By Deena Beasley
(Reuters) – Gilead Sciences reported a first-quarter loss on Thursday after taking a $3.9 billion charge for its recent acquisition of liver drug developer CymaBay Therapeutics, while revenue rose 5% on higher HIV, oncology and liver disease treatment sales.
For full-year 2024, Gilead said it still expects product sales of $27.1 billion to $27.5 billion, but lowered its earnings outlook to include the recent charge as well as incremental expenses related to the CymaBay deal.
The company said it now expects 2024 adjusted profit of $3.45 to $3.85 a share, down from a previous range of $6.85 to $7.25.
Wall Street analysts currently project Gilead’s 2024 earnings at $3.94 a share on revenue of $27.5 billion, according to LSEG data.
The California-based drugmaker’s first-quarter revenue totaled $6.69 billion, ahead of the average analyst projection of $6.34 billion.
Gilead posted an adjusted quarterly loss of $1.32 a share, which was better than the $1.48 per share loss forecast by analysts.
On a net basis, which included a $2.4 billion writedown of assets acquired from Immunomedics in 2020, Gilead reported a quarterly loss of $3.34 per share.
HIV product sales increased 4% from a year earlier to $4.3 billion.
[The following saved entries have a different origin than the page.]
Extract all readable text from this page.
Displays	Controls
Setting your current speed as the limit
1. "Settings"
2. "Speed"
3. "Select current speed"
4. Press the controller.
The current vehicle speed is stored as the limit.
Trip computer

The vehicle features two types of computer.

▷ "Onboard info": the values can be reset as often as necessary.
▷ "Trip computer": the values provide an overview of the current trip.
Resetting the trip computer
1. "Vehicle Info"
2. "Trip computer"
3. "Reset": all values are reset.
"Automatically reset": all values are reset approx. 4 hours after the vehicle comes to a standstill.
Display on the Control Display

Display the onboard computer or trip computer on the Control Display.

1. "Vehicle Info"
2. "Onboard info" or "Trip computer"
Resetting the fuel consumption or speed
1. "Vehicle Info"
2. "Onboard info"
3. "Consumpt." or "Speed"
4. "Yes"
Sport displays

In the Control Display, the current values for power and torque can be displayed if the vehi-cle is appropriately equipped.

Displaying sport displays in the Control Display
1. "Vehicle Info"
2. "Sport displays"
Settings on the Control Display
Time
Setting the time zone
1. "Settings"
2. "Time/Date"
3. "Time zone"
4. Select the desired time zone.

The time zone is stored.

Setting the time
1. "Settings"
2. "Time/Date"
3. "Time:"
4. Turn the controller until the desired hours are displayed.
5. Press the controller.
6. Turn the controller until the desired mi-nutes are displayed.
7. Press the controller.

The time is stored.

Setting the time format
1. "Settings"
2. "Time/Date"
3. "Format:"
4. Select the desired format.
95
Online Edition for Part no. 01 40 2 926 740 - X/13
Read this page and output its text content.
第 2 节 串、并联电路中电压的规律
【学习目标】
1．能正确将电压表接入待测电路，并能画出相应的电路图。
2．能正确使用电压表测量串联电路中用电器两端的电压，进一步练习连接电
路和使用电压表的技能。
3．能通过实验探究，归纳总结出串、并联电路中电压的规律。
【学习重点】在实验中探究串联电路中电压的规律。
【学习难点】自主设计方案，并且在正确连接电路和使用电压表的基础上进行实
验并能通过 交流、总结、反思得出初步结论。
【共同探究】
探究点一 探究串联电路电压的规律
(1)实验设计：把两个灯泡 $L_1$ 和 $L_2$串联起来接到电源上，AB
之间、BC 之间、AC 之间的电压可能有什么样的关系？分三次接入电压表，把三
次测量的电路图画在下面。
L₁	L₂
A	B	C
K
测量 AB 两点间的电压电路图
Quarterly sales of HIV drug Biktarvy rose 10% to $2.9 billion, which was in line with analyst estimates.
Gilead’s oncology sales rose 18% to $789 million.
“We had a really strong quarter as reflected in both our commercial performance and clinical execution,” Gilead CEO Daniel O’Day said in an interview.
He noted that Gilead expects to have results from trials of several key programs this year, including cancer drug Trodelvy.